Today I guided Dave starting at 8 am; he’d joined me on Cayuga last month with his son. Today he fished with his girlfriend Sheila. Laker fishing ran from very good to downright excellent today at the Bluff. The cloudy skies kept the bite going. Many of you know that I really like sunny days for laker jigging in the fall and winter (especially,) but today was an exception. I saw more bait today than I’ve seen in a long time on Keuka Lake (though there are still NO comparisons to Cayuga/Seneca!) Around 11 am the bite really turned on with numerous fish chasing jigs. Smelt, white and purple shakers all worked well today, with white w/chart. tail being the best. We kept a limit of fish and caught and released a bunch more. The fish we kept didn’t have much of anything in their stomachs. I’m not sure if the thermocline does a job here keeping the fish away from the bait (like Otsego Lake) before the spawn, but it certainly is a factor. I don’t mark a lot of bait on bottom in this lake. Could that account for the 100% wild fish here? I dunno.
We did some dropshotting late in the trip for perch working 15′ to 40′ of water. Rockbass really hit well, as did a whitish silvery colored fish – either a salmon or rainbow, which broke off in 30′. Sheila got one perch and we called it a day. Bottom line was the hot laker bite.
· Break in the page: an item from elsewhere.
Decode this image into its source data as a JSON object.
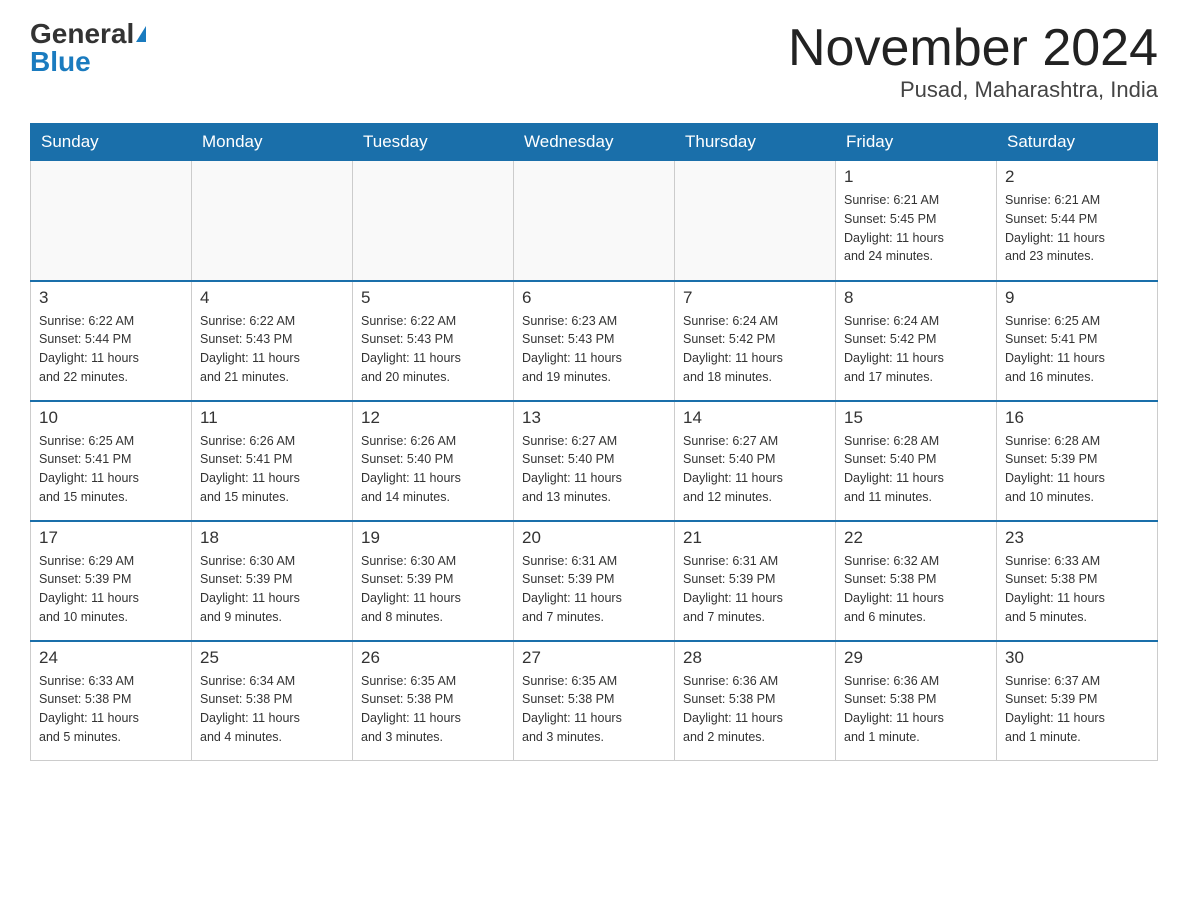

I spent another 3.5 hours on the water dropshotting and doing some bass fishing – basically exploring. Rockbass are all over the place in 20′ of water. Some perch were around and I also caught a couple largemouths (one dink and one around 13″ to 14″) and smallish smallies. Then I saw some bait break the surface near the bluff! It was reminiscent of bluefishing. I know it’s a fairly common occurrence here, and on Canandaigua and on Oneida Lakes, but I hadn’t seen it much lately. We used to see it on Seneca and Lake Ontario quite a bit too. I cast a few different lures and then got two or three hits on an alewife tube before I hooked and landed a solid 18″ smallmouth. More fish came up for a few seconds and then disappeared. It was pretty wild. Laker action held up and I jigged one before I called it a day around 6 pm. Water temps are 67. A bass angler I talked to early this AM reported decent LMB but slow SMB fishing. Very little boat traffic today, but it was cloudy and damp all AM and cloudy and dry all PM!